Due to how many servers are involved in my network, I have a hard time keeping them all organized. Some of them don't have static IP's, so I thought it might be nice if I made a config.mydomain.com domain. On this domain, I could store A records and the IP for each of the servers. This is how I set it up:
s1.config.mydomain.com. A 10.0.0.1 #ttl 60
s2.config.mydomain.com. A 10.0.0.2 #ttl 60
s3.config.mydomain.com. A 10.0.0.3 #ttl 60
# etc
Each of those records have a TTL of 60, in case I need to change an IP quickly, but I don't necessarily want clients connecting every 60 seconds to update. Now let's say I setup my domains to use them, like this:
mydomain.com. CNAME s2.config.mydomain.com. #ttl 3600
mail.mydomain.com. CNAME s2.config.mydomain.com. #ttl 10800
svn.mydomain.com. CNAME ns1.config.mydomain.com. #ttl 21600
The TTLs for the CNAMES are higher, so let's say I go to mydomain.com. It asks my DNS server for the IP of mydomain.com
, and my server returns CNAME s2.config.mydomain.com.

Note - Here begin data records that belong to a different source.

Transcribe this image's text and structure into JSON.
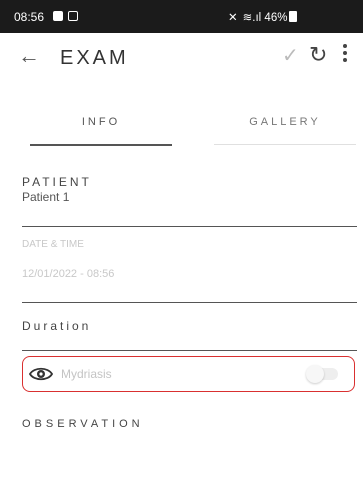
{
  "status_bar": {
    "time": "08:56",
    "right_text": "46%"
  },
  "app_bar": {
    "back_icon": "arrow-left-icon",
    "title": "EXAM",
    "check_icon": "check-icon",
    "refresh_icon": "refresh-icon",
    "menu_icon": "kebab-menu-icon"
  },
  "tabs": [
    {
      "label": "INFO",
      "selected": true
    },
    {
      "label": "GALLERY",
      "selected": false
    }
  ],
  "form": {
    "patient": {
      "label": "PATIENT",
      "value": "Patient 1"
    },
    "date_time": {
      "label": "DATE & TIME",
      "value": "12/01/2022 - 08:56"
    },
    "duration": {
      "label": "Duration",
      "value": ""
    },
    "mydriasis": {
      "label": "Mydriasis",
      "enabled": false,
      "icon": "eye-icon",
      "highlight_color": "#d93030"
    },
    "observation": {
      "label": "OBSERVATION"
    }
  }
}
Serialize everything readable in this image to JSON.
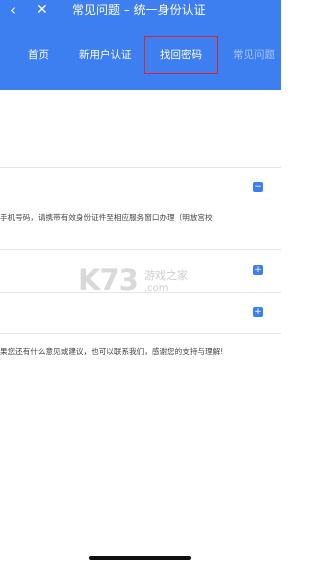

Then it asks my server for the IP of s2.config.mydomain.com
, and my server returns 10.0.0.1
.
Would it cache the CNAME s2.config.mydomain.com
record for 3600 seconds, and the A 10.0.0.1
record for 60 seconds? Meaning that every 60 seconds it will still ask my server for the IP address?
Or will it cache the see CNAME s2.config.mydomain.com
, get the A 10.0.0.1
, and cache them both for 3600 seconds.
If it's the first, I'll probably have to find another way to manage them, so I'm hoping it's the second, but I'm not sure. Do you know of a better way to keep track of them?
According to this message on ISC mailing list, CNAME and the record that it points to are cached by resolving name servers (sane resolving name servers) this is done to allow resolvers to be able to optimize the resolving/caching process on the client side.
So, if the CNAME TTL is valid but the A that it points to is invalid, it will only repeat the look up to the pointed record, not the original CNAME (until the CNAME TTL is up too).
All you CNAME records will be cached for a maximum of 3600, 10800 and 21600 seconds.
The A records are handled independently and will be queried again every 60 seconds.
However, in case the CNAME expires, the A record should be updated at the same time.
CNAME records have various gotchas explained in RFC 1912. mydomain.com. can't be a CNAME, because you have SOA and NS records used: it's a delegation of com. domain.
Your question is old. Nowdays some DNS providers are not following RFCs by letting users put CNAMEs in the SOA (they call it APEX domains). Again, use at your own risks.
Last but not least, putting higher TTL values on you CNAMEs could help when your clients are asking for an IPv6 record: AAAA. At least the CNAME mapping will stay in cache, and only the IP address will be asked twice.
In short: putting higher TTL on the CNAME will reduce the size of the responses seen by your clients. It should also help the resolver server. However the number of requests per second should roughly be the same.